Daarom doe ik nu een beroep op uw oordeel, vertrouwend op uiteindelijke medemenselijkheid.
Hierbij wil ik er nadrukkelijk op wijzen dat de directe aanleiding tot mijn verzoek om ultieme schadeafhandeling berust op het feit dat ik over beide nabetalingen dusdanig veel inkomstenbelasting heb moeten afdragen (van de nabetaling in 2022 hield ik maar een schijntje over) dat ik bij de Belastingdienst een verzoek tot middeling heb moeten indienen, waarbij ik beide malen geconfronteerd werd met een drempel. Dit achtte ik unfair, omdat mijn onevenwichtige inkomen niet door mijn schuld, maar van overheidswege was ontstaan. In 2023 heb ik hierover gecorrespondeerd met de Ministeries van Financiën (zie het antwoord namens de staatssecretaris d.d. 8 augustus 2023) en SZW (zie een eerder antwoord d.d. 2mei 2006: “U heeft de juiste weg gevolgd”; in 2023 mocht ik van dit ministerie geen antwoord ontvangen). Dat de huidige minister van SZW mijn argumentatie deelt, moge blijken uit het feit dat deze meermalen heeft uitgesproken dat hij — zonder bewijsvoering van de gedupeerde te verlangen — met de Belastingdienst wil overeenkomen, nabetalingen door UWV niet als inkomen mee te tellen, waardoor belastingafdracht komt te vervallen.

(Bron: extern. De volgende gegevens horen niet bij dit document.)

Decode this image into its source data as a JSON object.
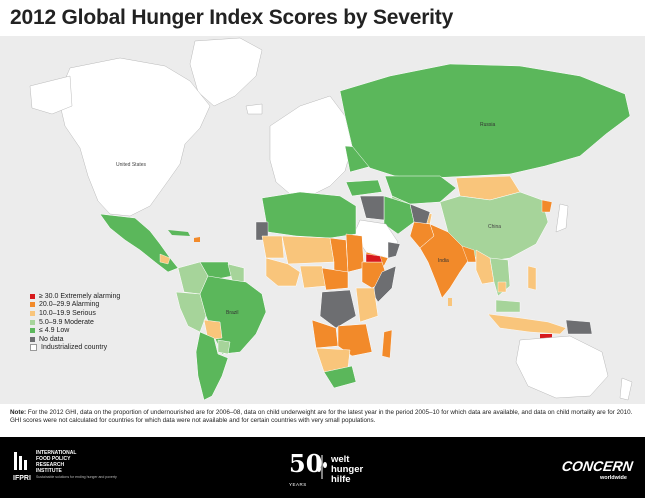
{
  "title": "2012 Global Hunger Index Scores by Severity",
  "colors": {
    "ocean": "#ececec",
    "extremely_alarming": "#d7191c",
    "alarming": "#f28a2a",
    "serious": "#f9c57b",
    "moderate": "#a6d49a",
    "low": "#5bb75b",
    "no_data": "#6d6e71",
    "industrialized": "#ffffff"
  },
  "legend": [
    {
      "label": "≥ 30.0 Extremely alarming",
      "color": "#d7191c"
    },
    {
      "label": "20.0–29.9 Alarming",
      "color": "#f28a2a"
    },
    {
      "label": "10.0–19.9 Serious",
      "color": "#f9c57b"
    },
    {
      "label": "5.0–9.9 Moderate",
      "color": "#a6d49a"
    },
    {
      "label": "≤ 4.9 Low",
      "color": "#5bb75b"
    },
    {
      "label": "No data",
      "color": "#6d6e71"
    },
    {
      "label": "Industrialized country",
      "color": "#ffffff"
    }
  ],
  "map_labels": {
    "us": "United States",
    "china": "China",
    "russia": "Russia",
    "india": "India",
    "brazil": "Brazil"
  },
  "note": {
    "label": "Note:",
    "text": "For the 2012 GHI, data on the proportion of undernourished are for 2006–08, data on child underweight are for the latest year in the period 2005–10 for which data are available, and data on child mortality are for 2010. GHI scores were not calculated for countries for which data were not available and for certain countries with very small populations."
  },
  "footer": {
    "ifpri_lines": [
      "INTERNATIONAL",
      "FOOD POLICY",
      "RESEARCH",
      "INSTITUTE"
    ],
    "ifpri_abbr": "IFPRI",
    "ifpri_sub": "Sustainable solutions for ending hunger and poverty",
    "whh_number": "50",
    "whh_years": "YEARS",
    "whh_lines": [
      "welt",
      "hunger",
      "hilfe"
    ],
    "concern": "CONCERN",
    "concern_sub": "worldwide"
  }
}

Ook zegslieden van UWV spraken meermalen deze wens uit: “Het UWV gaat haar best doen om ‘onbedoelde inkomenseffecten’ te voorkomen. Hiervoor wordt samengewerkt met ketenpartners, zoals de Belastingdienst” (22 november 2024). Dat is wel het minste dat de overheid kan doen om de door haar aangerichte schade enigszins te repareren -
en dan heeft men het in deze gevallen vermoedelijk slechts over cases waarin geen sprake was van bezwaar- en beroepsprocedures, die bijkomend leed teweegbrengen.”